Nesta quinta-feira (4), o jornal Folha de São Paulo publicou que o STF costura nos bastidores do tribunal uma forma de sanar vícios do inquérito das fake news. O objetivo é reduzir questionamentos e criar um consenso mínimo sobre ajustes na condução do inquérito para assegurar a continuidade das apurações no julgamento do dia 10 de abril.
Entre as tratativas, um pronunciamento de Alexandre de Moraes em plenário declarando-se impedido de julgar futuras ações judiciais relacionadas ao caso, uma vez que participou diretamente da produção de provas. A liberação do acesso aos autos aos advogados foi vista como consequência dessa articulação, que conta com o aval do presidente do Supremo, Dias Toffoli.
Apoiadores do presidente viraram alvos do inquérito das fake news
No episódio mais recente envolvendo a investigação do STF foram cumpridos 29 mandados de busca e apreensão de suspeitos de criar, disseminar e financiar notícias falsas. Os alvos eram apoiadores do presidente Jair Bolsonaro.

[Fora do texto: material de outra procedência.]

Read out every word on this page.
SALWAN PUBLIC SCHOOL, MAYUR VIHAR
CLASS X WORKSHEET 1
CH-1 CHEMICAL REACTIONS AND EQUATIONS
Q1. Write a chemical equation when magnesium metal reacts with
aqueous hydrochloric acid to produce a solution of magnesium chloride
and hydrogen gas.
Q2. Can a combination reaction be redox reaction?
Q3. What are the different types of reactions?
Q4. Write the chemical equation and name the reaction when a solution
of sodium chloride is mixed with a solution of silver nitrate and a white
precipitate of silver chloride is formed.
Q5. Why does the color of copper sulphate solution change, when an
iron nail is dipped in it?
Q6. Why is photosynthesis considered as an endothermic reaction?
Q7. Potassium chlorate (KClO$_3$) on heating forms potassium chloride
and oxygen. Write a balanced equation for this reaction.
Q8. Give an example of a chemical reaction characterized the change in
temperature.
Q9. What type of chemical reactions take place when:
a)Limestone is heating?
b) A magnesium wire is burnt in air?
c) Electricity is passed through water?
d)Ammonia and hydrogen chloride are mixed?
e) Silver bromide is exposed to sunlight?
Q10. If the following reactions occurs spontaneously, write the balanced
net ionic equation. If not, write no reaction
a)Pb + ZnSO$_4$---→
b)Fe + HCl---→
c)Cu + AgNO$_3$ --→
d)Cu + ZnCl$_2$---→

Luciano Hang, dono da Havan; o empresário Edgard Corona, dono da rede de academias Smart Fit, e o investidor Otávio Oscar Fakhoury seriam os supostos patrocinadores do grupo. Entre os alvos de buscas também estavam Roberto Jefferson, ex-deputado federal; Douglas Garcia (PSL-SP), deputado estadual; Allan dos Santos, blogueiro; Sara Winter, ativista; Winston Rodrigues Lima, militar reformado e coordenador de atos pró-Bolsonaro, entre outros.
O inquérito também deve colher os depoimentos de deputados bolsonaristas. Entre eles estão Bia Kicis (PSL-DF), Carla Zambelli (PSL-SP), Filipe Barros (PSL-PR) e Luiz Phillipe de Orleans e Bragança (PSL-SP). Também foram incluídos Daniel Silveira (PSL-RJ), Cabo Junio Amaral (PSL-MG), além dos deputados estaduais por São Paulo Douglas Garcia (PSL) e Gidelvanio Santos Diniz (PSL), conhecido como "Carteiro Reaça".
Na decisão em que determinou o cumprimento de mandados de busca e apreensão em endereços ligados a apoiadores de Jair Bolsonaro, o ministro Alexandre de Moraes também ordenou o afastamento do sigilo bancário e fiscal de empresários.
Foram afetados pela decisão Luciano Hang; Edgard Corona; Reynaldo Bianchi Junior (o humorista Rey Bianchi); e Winston Rodrigues Lima (militar reformado e coordenador de atos pró-Bolsonaro). A suspensão do sigilo vale entre julho de 2018 e abril de 2020, abrangendo, portanto, o período eleitoral de 2018.